O homem do coração novo passava bem, se alimentava, andava, conversava e contava piadas, mas o coração começou a apresentar sinais acelerados no 22º dia depois do transplante. Os médicos Luiz Décourt e Euryclides Zerbini se preocuparam, pois parecia ser o primeiro sintoma de rejeição.
Infelizmente, os dias se tornaram cada vez mais delicados, já que o novo coração de João passou a registrar paradas em consequência da rejeição, que também apresentava reflexos em outros órgãos do corpo.
Professores e médicos avaliavam que Boiadeiro estava no fim. "Essa rejeição é muito grave. Parece não ter nenhuma possibilidade de recuperação", afirmou à época o professor dr. Alípio Correia Neto.
No dia 18 de junho, o "Notícias Populares" informou a delicada situação do lavrador em "João está à morte: muito difícil a sua recuperação".

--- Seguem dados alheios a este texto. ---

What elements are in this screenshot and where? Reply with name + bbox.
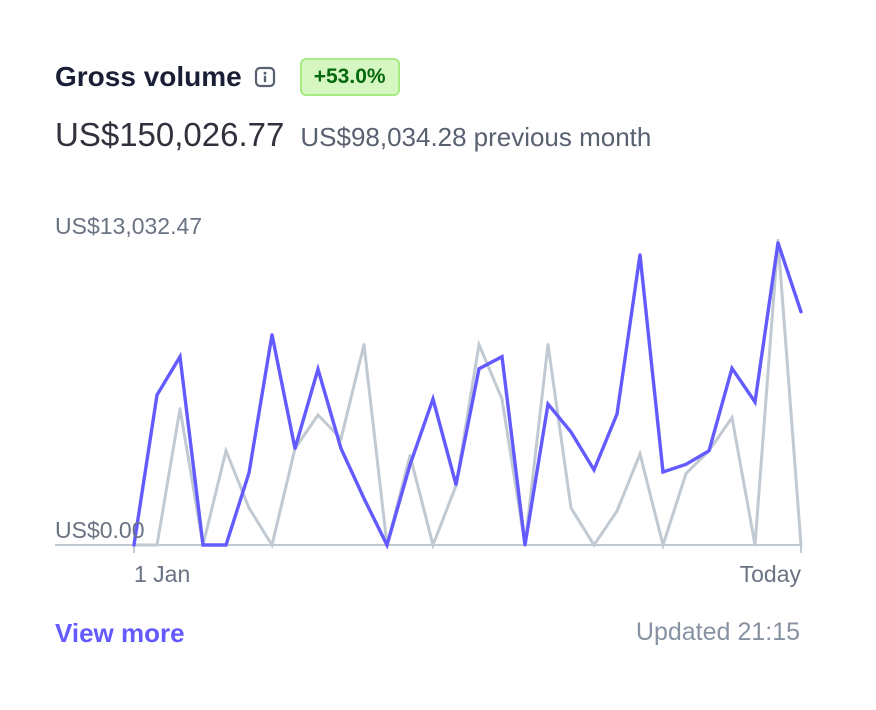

A luta foi incessante para manter o coração de Boaideiro pulsando, mas, na noite de 22 de junho de 1968, as equipes de Décourt e Zerbini foram finalmente derrotadas, e João Ferreira da Cunha morreu às 21h30.
Durante 18 anos e após três tentativas em 1968, os transplantes cardíacos ficaram suspensos até que surgisse a ciclosporina, uma droga contra a rejeição. Somente na década de 80, esse tipo de cirurgia voltou a ser realizada no Instituto do Coração do Hospital das Clínicas, em São Paulo.
Em 1985, aos 73 anos de idade, Zerbini voltou a ser pioneiro, ao realizar o primeiro transplante de coração do país em paciente portador do mal de Chagas. Em sua carreira, realizou mais de 40 mil cirurgias cardíacas, pessoalmente ou através de sua equipe.
O transplante de coração de João Boiadeiro foi, indubitavelmente, um marco da medicina brasileira, fato memorável resgatado hoje pela coluna "Saiu no NP" e que merece ser especialmente lembrado pelo seu significado de esperança de vida para milhares de pessoas.